In this day and age, there are many different types of technology that can be used in many different ways throughout the practice of law.  With these new technologies, however, also comes new risks and dangers of things like being losing information.  In my post for today I’d like to take a look at one website that we’ve been using and that is used by professionals all over the world, LinkedIn, and discuss how it recently fell prey to one of the new risks that come with new forms of technology for the second time.

On June 5, 2012 the social networking website LinkedIn was hacked and nearly 6.5 million user accounts were stolen by Russian cybercriminals and were posted to an online forum in Russia.  The owners of these hacked accounts were no longer able to gain access to their LinkedIn accounts, prompting the website to take action.  LinkedIn responded by saying that they had invalidated all of the accounts that they believed had been compromised and by emailing those members who had been affected and telling them that they needed to register new passwords.  LinkedIn also added a pivotal layer of security that makes the jumbled text of encoded passwords in its databases harder to decode.

This past May, LinkedIn once again began to feel the effects of the 2012 hacking, with online hackers now advertising that they are selling the account information to over 100 million LinkedIn user accounts that have been sourced from the 2012 attack.  As with before, LinkedIn is once again taking steps to try and help people to better secure their passwords and other information contained within their accounts.  One piece of advice now being offered to those affected as well as others is to change your password and add something called two-factor authentication, which requires a text message every time you sign in from a new computer.  After once again invalidating all account passwords believed to be associated with the attack, computer security experts are wondering why it took so long for LinkedIn to figure out what happened to their own company computers.
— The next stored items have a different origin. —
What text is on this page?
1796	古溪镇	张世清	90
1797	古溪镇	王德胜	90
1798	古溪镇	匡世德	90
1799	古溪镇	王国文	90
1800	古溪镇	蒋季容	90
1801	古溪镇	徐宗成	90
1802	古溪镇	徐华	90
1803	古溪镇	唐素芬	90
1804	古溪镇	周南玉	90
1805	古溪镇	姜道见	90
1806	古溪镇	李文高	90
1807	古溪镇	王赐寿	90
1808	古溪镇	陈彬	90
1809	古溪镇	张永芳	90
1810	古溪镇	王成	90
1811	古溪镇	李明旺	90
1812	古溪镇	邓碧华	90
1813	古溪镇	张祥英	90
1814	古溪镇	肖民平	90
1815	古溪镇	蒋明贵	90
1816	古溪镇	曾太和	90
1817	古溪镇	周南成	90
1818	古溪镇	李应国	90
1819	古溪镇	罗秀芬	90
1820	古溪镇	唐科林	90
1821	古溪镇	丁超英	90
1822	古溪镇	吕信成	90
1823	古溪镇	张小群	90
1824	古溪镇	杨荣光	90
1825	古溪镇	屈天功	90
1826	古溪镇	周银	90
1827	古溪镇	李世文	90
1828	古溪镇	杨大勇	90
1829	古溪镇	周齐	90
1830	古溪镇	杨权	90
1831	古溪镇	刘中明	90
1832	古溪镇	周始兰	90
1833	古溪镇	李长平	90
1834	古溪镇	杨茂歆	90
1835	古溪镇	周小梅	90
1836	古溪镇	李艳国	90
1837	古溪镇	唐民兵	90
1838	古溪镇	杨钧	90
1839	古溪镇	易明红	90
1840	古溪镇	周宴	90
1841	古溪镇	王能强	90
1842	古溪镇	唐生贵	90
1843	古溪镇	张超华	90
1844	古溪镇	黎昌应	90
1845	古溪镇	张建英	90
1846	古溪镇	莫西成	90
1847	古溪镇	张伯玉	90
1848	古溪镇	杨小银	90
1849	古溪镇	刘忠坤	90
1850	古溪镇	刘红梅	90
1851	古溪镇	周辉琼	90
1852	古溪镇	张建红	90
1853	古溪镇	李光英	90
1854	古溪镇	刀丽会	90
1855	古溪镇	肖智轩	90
The threat of hacking is something I had never really considered until hearing news about the LinkedIn hack and other major network hacks that have occurred recently, such as the attack on the Play Station Network.  While I myself am unsure as to how the hacking process works, the news leaves me with many questions.  What are other things that I can do to better protect my different account information and passwords?  Will websites ever be fully protected from hacking?  Do these websites face any sort of legal repercussions for being hacked and losing this information?  These questions may have some answers to them at this point, but as technology changes overtime, I feel that the answers to those questions will as well.